For poets: Pretend your relationship is a road trip. Your wedding was the Holland Tunnel. Your life is the New Jersey Turnpike. Death is Philadelphia. Pretend there are no exits, only rest stops.
9. Score a Day Off
Claim back pain. It's an easy injury to get medical documentation for, says Joe L., a workers' comp exec. "There's a 70 percent chance an MRI will show something wrong in your lower back, even if you feel fine."
10. Tell a Joke
(Art Linkletter)
Start by saying, "There's this marvelous joke I just heard Bill Cosby do." Bill Cosby didn't do it, of course—it's your joke. But you say it was Bill because if it doesn't get a laugh, now it's Bill's problem. Everyone just says, "I guess Bill Cosby isn't funny."

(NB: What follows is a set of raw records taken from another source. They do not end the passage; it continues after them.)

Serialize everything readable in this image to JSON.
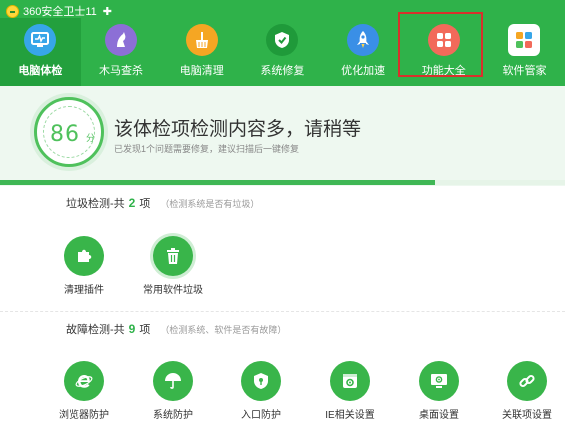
{
  "app": {
    "title": "360安全卫士11",
    "plus_symbol": "✚",
    "logo": "360-logo-icon"
  },
  "nav": {
    "items": [
      {
        "label": "电脑体检",
        "icon": "monitor-icon",
        "color": "#37a6e8",
        "active": true
      },
      {
        "label": "木马查杀",
        "icon": "horse-icon",
        "color": "#8c6fd6"
      },
      {
        "label": "电脑清理",
        "icon": "broom-icon",
        "color": "#f5a623"
      },
      {
        "label": "系统修复",
        "icon": "shield-icon",
        "color": "#1f9a3a"
      },
      {
        "label": "优化加速",
        "icon": "rocket-icon",
        "color": "#3a8fe6"
      },
      {
        "label": "功能大全",
        "icon": "grid-icon",
        "color": "#f26a5a"
      },
      {
        "label": "软件管家",
        "icon": "software-icon",
        "color": "#ffffff"
      }
    ]
  },
  "score": {
    "value": "86",
    "unit": "分",
    "headline": "该体检项检测内容多，请稍等",
    "subline": "已发现1个问题需要修复，建议扫描后一键修复",
    "progress": 0.77
  },
  "sections": [
    {
      "title": "垃圾检测-共",
      "count": "2",
      "unit": "项",
      "note": "（检测系统是否有垃圾）",
      "tools": [
        {
          "label": "清理插件",
          "icon": "puzzle-icon"
        },
        {
          "label": "常用软件垃圾",
          "icon": "trash-icon"
        }
      ]
    },
    {
      "title": "故障检测-共",
      "count": "9",
      "unit": "项",
      "note": "（检测系统、软件是否有故障）",
      "tools": [
        {
          "label": "浏览器防护",
          "icon": "ie-icon"
        },
        {
          "label": "系统防护",
          "icon": "umbrella-icon"
        },
        {
          "label": "入口防护",
          "icon": "shield-lock-icon"
        },
        {
          "label": "IE相关设置",
          "icon": "ie-settings-icon"
        },
        {
          "label": "桌面设置",
          "icon": "desktop-icon"
        },
        {
          "label": "关联项设置",
          "icon": "link-icon"
        }
      ]
    }
  ]
}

11. Smoking is bad. Still.
12. How to Be Afraid
Remember, fear is human. When smoke fills the cabin, you don't want the pilot to say "Passengers, the only thing we have to fear is fear itself." Sorry, FDR.
13. Divide Heirlooms Without a Will
1. Take back what you bought. Ernie gets the earrings he gave Mom, etc.
2. Claim small things room by room; draw straws to determine picking order.
3. Use sealed bids for big-ticket items: write the highest cash price you'll pay.
4. Make a detailed will today. Unless you hate your kids.